BY ALISON GENDAR, NICOLE BODE and ADAM LISBERG
DAILY NEWS STAFF WRITERS
The embittered doctor who blew up his East Side townhouse rather than sell it died yesterday of injuries he suffered in the blast, a law enforcement source said.
Dr. Nicholas Bartha, 66, had lingered in a medically induced coma at Weill Cornell Medical Center since Monday's explosion. He had allegedly rigged a gas line in the basement so the building would blow up with him in it - a bit of twisted revenge on his ex-wife. But when firefighters found him in the rubble, he said, "Could you help me?"
He was not charged with a crime for the blast, which injured four pedestrians and 11 firefighters and damaged nearby buildings. Bartha had worked in emergency rooms all over New York, but he never let on that his bitter divorce and his growing despair were about to become an explosive combination.

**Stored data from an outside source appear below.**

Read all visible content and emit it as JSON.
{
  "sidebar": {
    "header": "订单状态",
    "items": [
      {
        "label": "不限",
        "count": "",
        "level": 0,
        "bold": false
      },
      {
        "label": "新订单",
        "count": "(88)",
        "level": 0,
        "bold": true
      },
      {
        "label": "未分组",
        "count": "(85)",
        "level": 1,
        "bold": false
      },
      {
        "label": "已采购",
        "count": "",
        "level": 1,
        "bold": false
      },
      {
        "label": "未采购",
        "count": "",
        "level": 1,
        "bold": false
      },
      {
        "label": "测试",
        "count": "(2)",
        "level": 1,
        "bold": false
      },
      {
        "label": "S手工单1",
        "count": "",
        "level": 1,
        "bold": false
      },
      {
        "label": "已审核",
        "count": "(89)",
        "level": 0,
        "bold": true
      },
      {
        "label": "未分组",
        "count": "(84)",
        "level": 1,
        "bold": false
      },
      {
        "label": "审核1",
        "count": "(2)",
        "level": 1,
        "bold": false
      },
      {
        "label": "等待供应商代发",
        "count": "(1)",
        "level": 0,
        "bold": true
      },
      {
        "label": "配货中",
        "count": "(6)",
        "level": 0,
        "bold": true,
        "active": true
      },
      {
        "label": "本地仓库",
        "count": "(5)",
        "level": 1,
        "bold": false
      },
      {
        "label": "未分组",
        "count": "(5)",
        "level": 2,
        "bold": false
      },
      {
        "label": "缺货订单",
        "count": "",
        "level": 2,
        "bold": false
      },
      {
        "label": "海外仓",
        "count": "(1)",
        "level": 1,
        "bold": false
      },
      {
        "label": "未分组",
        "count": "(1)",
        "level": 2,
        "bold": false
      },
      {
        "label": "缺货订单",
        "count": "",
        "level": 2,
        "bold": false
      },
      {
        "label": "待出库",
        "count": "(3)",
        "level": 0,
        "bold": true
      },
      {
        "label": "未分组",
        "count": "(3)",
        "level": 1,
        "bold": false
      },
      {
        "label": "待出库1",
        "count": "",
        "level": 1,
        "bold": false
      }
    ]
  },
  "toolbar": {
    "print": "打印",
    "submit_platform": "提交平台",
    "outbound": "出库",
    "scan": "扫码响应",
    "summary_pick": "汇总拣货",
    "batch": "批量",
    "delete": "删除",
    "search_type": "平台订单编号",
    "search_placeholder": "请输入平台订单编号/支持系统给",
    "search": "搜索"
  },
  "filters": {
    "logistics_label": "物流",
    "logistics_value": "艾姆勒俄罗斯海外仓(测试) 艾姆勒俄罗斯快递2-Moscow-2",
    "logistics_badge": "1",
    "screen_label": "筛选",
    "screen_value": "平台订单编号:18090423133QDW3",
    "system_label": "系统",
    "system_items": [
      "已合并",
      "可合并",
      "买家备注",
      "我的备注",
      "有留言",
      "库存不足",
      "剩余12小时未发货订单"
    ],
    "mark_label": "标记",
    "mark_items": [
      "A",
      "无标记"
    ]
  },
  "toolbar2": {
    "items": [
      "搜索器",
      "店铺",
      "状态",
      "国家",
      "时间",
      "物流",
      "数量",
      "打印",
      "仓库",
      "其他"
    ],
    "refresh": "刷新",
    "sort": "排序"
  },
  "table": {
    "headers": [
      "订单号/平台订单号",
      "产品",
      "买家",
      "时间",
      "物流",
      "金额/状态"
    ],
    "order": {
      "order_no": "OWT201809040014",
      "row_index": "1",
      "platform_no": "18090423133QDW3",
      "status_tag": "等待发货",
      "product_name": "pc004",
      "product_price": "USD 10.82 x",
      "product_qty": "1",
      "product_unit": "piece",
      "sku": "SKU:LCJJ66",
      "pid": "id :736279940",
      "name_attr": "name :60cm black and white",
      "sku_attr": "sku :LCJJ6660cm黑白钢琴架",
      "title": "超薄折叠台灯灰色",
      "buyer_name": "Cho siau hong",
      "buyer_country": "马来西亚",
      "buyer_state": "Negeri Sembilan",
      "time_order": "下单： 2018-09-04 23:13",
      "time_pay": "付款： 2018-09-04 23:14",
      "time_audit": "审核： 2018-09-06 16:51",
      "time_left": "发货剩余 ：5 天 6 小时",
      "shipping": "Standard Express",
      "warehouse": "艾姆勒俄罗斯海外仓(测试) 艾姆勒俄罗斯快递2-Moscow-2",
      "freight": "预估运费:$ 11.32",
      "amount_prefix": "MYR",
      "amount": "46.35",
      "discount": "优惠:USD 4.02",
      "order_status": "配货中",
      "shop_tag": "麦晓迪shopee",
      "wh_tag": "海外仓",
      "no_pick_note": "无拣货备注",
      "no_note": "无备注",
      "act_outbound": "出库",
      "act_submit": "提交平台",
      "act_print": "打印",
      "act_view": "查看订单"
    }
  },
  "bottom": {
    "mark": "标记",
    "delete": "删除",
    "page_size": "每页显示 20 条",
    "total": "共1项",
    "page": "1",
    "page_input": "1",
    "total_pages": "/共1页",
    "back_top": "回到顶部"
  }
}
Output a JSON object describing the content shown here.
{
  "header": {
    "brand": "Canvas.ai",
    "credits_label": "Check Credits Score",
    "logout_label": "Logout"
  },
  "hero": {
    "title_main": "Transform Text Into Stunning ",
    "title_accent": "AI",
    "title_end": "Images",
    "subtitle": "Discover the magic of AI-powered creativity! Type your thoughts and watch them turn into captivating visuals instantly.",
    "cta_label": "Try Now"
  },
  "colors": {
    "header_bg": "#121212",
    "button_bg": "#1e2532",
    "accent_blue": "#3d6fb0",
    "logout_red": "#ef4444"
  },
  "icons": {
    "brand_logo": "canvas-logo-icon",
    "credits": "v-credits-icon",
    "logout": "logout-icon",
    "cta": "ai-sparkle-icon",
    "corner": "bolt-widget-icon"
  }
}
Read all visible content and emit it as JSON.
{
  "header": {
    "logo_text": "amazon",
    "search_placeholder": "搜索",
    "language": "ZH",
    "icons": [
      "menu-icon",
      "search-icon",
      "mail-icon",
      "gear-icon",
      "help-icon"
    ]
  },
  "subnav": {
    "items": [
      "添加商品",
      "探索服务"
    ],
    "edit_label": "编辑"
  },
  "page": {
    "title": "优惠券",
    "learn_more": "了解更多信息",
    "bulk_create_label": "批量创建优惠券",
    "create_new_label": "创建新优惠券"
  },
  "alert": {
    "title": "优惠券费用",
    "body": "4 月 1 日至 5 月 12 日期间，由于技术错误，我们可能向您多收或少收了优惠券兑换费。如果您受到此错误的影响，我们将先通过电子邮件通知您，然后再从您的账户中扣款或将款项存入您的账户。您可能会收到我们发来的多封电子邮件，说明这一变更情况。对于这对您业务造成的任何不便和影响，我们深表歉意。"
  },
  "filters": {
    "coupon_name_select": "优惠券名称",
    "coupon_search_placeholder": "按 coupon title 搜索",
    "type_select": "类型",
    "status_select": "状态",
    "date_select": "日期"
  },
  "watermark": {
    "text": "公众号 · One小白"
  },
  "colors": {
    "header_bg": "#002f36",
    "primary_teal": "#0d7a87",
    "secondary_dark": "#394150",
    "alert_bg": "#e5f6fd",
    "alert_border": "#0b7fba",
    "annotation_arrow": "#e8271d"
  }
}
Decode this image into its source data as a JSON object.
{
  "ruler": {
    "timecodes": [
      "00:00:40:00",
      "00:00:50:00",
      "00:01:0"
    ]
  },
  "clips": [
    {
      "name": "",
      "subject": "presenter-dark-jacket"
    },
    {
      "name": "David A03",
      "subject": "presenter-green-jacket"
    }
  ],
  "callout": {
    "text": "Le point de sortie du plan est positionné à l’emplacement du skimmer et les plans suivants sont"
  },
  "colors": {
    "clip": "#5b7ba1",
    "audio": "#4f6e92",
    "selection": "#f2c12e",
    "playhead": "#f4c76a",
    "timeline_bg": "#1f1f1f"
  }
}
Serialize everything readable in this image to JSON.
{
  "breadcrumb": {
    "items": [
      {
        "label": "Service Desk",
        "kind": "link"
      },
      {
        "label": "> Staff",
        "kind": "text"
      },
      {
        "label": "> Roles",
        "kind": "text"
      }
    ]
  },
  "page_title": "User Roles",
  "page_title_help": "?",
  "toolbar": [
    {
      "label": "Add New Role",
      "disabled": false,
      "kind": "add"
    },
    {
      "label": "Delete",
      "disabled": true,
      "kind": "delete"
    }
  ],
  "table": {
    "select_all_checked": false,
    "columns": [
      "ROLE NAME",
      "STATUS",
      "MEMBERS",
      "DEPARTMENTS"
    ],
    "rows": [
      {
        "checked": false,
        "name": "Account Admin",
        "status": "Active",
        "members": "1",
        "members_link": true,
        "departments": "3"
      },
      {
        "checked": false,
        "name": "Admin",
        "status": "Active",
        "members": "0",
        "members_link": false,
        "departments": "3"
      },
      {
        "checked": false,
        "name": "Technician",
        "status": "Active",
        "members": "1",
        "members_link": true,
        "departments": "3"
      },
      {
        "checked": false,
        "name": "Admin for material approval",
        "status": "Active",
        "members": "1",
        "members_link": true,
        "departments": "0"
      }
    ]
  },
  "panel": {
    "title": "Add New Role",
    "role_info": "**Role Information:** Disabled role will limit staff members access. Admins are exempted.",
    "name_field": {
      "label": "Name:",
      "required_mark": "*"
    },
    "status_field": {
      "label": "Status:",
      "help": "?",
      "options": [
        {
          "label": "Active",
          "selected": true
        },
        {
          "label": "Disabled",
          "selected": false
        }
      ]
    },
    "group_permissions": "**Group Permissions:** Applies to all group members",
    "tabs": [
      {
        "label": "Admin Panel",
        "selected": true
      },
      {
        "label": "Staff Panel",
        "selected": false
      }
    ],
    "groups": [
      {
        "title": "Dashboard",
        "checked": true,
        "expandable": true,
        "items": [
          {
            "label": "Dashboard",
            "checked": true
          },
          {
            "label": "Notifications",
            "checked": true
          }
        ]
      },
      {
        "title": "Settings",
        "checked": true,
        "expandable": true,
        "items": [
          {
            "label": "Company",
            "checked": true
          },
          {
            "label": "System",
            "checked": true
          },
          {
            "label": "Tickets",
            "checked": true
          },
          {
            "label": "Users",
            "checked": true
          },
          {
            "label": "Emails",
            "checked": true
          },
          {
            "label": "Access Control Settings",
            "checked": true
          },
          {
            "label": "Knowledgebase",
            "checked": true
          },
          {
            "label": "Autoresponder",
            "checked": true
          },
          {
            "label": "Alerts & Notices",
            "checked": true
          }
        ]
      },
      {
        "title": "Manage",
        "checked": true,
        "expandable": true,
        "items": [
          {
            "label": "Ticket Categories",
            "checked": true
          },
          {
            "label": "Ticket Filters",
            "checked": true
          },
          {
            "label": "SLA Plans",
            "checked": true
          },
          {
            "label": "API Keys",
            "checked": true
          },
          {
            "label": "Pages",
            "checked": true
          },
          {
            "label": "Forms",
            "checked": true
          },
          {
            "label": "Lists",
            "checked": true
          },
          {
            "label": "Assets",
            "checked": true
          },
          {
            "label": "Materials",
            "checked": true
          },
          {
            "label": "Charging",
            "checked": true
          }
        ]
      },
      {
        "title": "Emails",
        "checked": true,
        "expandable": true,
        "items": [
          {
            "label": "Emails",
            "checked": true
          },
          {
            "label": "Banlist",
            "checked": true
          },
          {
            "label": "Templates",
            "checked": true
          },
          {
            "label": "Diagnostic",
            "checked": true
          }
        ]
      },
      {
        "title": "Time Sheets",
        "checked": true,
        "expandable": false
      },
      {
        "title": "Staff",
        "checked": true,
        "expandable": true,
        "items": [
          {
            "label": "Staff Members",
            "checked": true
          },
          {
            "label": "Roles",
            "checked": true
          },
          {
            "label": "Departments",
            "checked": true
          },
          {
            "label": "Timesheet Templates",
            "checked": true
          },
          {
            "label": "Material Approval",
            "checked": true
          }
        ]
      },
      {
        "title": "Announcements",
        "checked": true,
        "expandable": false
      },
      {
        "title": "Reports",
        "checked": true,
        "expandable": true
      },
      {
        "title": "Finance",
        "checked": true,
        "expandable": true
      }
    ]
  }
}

"Who would have predicted something like this would happen? There were no signs," said Dr. Emil Nigro, director of emergency medicine at Phelps Memorial Hospital Center in Westchester, where Bartha worked from 1999 to 2004. "If he had gotten proper intervention, maybe it could have prevented all of this."
The destruction of 34 E. 62nd St. capped a sad transformation for the doctor, who came to America as a newlywed immigrant full of promise and drive, but withered into a cold, friendless man who withdrew into his job and his home.
"He was one of the most solitary people I've ever met in my life," said his divorce attorney, Ira Garr.
Bartha was born in Romania at the start of World War II. Studying medicine in Rome in 1973, he met Dutch student Cordula Hahn. The next year, the young couple moved with his parents to Rego Park, Queens, where they married and had two daughters.
Bartha and his parents pooled their money to buy the brownstone, proud to live in one of Manhattan's most exclusive areas. But his parents died, his marriage soured, and by 2003, Bartha found himself alone and despondent - and on the hook for a $1.2 million settlement to Cordula.
He appealed the ruling and won a procedural victory, but lost interest in the case and ignored the new trial - letting his wife win a $4 million default judgment.
The Friday before the explosion, Bartha was served with legal papers so the sheriff could evict him. On Monday, he finished writing a 14-page screed that concluded: "Life passed me by, and I could not achieve everything I planed [sic]."
When he sent it to former acquaintances that morning, some who read it got worried and called police - but it was too late.